And so the nonsense continues to engulf my life.
“When are the newsrounds coming back?” they bleat.
How can I answer that when I have no permanent home? My business has no power? I look at my thirteen month old baby playing in her cot in a foreign room in a foreign place, oblivious to my troubles, and I think to myself: “Why should I give a fuck about these people?” I don’t. I only care for my baby and my family. Everything is peripheral now.
We have a new loss adjustor because I had no faith in the last one. This one is no better, so it is time to fight fire with fire. We rise to the fight. We love a good scrap. The fights we win and lose define who we are. Again, we cannot get any business interuption payments until we actually work the business. How do you work a business that is smashed beyond all control? We had to take out an emergency overdraft to cover the commercial mortgage. The business manager says: “Even if you don’t recover, we are alright. You have a small mortgage. We’ll get our money back and more just selling your property at land value.”
The vultures continue to circle…
The only glimmer of hope involves getting someone on our side. I speak to my accountant (he’s good, he’s expensive, he drives a very expensive car and has a motorbike, despite being too old for either). He tells me what I already know that the loss adjustor is only looking after the bank and insurance company’s interest because we have our insurance and mortgage covered by the same company. My accountant reckons that we could “clean up” with this if we get the right people working on side. I’m not interested in cleaning up, just getting my business and home back in one piece so that I can support my baby.

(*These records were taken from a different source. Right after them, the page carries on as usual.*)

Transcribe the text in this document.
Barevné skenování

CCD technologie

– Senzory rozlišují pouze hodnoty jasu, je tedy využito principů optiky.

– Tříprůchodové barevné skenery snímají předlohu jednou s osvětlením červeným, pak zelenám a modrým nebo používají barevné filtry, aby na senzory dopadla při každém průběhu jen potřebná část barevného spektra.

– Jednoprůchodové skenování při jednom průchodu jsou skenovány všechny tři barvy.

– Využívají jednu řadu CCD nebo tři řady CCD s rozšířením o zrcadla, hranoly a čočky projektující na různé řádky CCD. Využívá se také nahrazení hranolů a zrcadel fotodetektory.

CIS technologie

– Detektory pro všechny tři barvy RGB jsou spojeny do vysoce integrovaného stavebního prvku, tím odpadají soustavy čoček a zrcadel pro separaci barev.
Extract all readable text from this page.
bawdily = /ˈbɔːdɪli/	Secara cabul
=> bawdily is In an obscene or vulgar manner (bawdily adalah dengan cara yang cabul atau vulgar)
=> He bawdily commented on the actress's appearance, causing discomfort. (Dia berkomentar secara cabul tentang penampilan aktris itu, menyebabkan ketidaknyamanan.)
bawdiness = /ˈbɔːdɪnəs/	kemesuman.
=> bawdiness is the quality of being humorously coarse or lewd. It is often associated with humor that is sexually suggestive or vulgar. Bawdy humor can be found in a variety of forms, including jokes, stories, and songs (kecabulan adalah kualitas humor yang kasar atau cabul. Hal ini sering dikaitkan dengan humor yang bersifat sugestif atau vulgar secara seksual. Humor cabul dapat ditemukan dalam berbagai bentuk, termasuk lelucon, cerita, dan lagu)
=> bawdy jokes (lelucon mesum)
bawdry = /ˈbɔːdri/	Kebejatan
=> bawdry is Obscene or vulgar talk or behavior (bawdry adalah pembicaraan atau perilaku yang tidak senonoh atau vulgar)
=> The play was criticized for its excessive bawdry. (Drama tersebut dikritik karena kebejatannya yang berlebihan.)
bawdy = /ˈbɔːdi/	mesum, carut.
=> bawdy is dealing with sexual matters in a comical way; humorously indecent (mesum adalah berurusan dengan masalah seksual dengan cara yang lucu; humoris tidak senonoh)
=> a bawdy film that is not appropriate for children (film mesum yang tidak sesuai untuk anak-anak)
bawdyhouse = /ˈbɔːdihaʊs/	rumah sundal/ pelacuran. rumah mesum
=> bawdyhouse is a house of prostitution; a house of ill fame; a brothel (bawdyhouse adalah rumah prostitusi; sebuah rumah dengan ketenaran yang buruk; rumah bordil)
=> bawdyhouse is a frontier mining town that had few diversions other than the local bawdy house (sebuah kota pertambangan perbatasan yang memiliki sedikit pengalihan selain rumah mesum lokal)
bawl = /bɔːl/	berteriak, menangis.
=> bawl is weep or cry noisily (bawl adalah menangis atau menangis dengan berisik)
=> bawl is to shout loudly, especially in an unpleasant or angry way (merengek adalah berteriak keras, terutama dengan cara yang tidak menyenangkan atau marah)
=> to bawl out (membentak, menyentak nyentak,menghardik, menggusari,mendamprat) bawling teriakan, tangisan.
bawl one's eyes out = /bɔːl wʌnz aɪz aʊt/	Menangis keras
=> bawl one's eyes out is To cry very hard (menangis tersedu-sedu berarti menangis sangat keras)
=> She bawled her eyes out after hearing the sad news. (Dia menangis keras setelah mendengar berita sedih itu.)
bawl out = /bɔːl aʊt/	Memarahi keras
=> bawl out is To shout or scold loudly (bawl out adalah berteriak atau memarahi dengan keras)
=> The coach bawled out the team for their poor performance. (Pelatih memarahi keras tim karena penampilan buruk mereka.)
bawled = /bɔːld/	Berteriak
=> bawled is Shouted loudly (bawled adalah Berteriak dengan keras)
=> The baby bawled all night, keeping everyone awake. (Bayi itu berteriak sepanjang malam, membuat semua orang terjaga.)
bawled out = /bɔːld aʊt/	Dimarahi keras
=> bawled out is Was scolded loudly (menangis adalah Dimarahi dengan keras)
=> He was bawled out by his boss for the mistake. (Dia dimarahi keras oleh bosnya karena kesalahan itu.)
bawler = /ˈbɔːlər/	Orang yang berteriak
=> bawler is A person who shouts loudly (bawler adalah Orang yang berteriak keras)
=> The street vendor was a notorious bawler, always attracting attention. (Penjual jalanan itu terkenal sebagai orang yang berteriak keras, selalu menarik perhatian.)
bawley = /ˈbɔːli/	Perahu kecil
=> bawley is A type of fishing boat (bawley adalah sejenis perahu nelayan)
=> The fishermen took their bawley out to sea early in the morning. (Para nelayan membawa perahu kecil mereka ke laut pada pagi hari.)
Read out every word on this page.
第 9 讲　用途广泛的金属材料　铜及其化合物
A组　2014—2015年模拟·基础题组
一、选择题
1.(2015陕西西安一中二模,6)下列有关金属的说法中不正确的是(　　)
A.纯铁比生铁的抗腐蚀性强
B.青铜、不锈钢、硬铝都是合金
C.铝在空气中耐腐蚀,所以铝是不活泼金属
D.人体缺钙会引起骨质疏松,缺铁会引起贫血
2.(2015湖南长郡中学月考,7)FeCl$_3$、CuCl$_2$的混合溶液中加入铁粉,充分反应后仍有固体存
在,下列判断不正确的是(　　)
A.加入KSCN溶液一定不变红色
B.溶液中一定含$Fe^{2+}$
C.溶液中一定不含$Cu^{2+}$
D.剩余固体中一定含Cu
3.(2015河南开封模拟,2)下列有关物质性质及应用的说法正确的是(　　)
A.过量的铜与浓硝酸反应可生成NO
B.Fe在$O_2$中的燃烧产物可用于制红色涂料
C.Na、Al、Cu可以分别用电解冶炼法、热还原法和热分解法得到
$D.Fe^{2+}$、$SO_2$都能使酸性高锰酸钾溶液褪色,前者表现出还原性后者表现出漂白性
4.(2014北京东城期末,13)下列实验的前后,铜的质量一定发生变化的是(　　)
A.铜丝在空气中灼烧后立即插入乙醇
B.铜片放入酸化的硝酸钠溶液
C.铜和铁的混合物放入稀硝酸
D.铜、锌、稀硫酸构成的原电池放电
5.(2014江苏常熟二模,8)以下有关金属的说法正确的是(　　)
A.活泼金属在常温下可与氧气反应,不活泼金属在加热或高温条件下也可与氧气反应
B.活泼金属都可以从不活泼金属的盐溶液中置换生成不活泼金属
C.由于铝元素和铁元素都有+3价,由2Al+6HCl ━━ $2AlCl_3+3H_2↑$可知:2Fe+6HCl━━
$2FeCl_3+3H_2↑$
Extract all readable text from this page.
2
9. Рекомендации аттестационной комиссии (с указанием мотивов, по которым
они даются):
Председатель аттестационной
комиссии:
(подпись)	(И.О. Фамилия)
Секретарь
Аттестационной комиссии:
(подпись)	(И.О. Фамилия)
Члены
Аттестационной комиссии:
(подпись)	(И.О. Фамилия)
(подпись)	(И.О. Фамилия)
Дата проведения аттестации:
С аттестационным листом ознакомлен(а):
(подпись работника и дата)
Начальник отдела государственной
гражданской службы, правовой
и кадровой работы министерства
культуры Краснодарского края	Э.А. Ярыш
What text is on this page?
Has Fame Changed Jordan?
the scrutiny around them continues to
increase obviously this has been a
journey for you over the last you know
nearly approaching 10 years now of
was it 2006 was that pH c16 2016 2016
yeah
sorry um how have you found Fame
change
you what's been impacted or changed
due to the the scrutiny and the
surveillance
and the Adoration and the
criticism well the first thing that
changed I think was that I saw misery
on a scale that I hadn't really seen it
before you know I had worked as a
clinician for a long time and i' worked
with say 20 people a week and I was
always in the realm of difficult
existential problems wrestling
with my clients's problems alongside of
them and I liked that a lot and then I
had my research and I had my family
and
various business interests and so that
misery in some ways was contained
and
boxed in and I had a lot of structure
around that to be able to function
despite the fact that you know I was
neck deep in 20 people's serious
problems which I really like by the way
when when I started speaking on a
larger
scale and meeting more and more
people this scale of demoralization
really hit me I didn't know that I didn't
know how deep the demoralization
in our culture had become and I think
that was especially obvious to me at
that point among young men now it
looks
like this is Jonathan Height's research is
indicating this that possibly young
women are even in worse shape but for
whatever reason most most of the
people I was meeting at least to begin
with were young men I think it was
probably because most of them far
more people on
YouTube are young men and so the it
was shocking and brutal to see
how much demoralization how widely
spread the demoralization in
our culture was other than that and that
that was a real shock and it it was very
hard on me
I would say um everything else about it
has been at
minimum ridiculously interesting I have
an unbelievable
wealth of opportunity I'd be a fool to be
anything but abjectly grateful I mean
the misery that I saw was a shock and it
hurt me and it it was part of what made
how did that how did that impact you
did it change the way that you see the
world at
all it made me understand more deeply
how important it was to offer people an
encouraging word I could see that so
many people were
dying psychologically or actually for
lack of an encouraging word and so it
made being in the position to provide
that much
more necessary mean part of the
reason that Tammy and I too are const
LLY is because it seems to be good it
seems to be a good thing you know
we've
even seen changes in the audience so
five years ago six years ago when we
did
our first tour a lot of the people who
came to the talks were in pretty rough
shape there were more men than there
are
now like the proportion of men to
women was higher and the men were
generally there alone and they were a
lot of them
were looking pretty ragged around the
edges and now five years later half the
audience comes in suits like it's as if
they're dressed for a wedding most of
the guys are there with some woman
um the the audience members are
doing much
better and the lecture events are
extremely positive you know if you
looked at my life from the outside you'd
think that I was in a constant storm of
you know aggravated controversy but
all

He gets me to talk to his partner at the accountancy who puts a man in touch with me. This fellow is a Greek Cypriot from North London. He shares a name with my best friend when I was seven years old. Like my accountant, we have that spark, we can talk the talk. Even though I have never met this guy, I instantly trust him. The same can’t be said for either of the loss adjustors. Shame he’s going to take 10% of the cost of the claim, but the stakes are higher than 10% and when the odds are stacked against you, you need someone to level the playing field, even if it does cost a lot.
Late on Friday, the new loss adjustor phones to introduce himself. He warns me that there is going to be a massive shortfall in the insurance cover to the building work, despite there being a fairly high figure set aside for that work. You only get 60% of that.
Luckily, I am a pretty clued up guy and so I’ve already put in a claim with the Motor Insurance Bureau. This organisation was set up to pay out compensation to those of us affected by uninsured or unknown drivers. I put my claim in last night. When I tell the loss adjustor, he appears to whoop with joy.
I also wonder why he insists that we can throw away all the chocolate and sweets from our business, despite them being unaffected by the crash and only needing a wipe off with a cloth. Surely, he should be saving money there?
It was heartbreaking to send back all the magazines to the wholesaler. They sent out a van especially to collect the stock and then took it off so they could credit me. They have been very good to me in the past and I cannot fault them.
The thing I find the hardest though is waking up in the mornings and crying.
I do not like this at all…
Hey Darren,
I came across your blog after seeing your You Tube video on the Ashbory bass. Nice composition and execution! I have one of these as well and enjoy playing it.
Hang in there with the rebuild! And don’t let the bastards grind you down!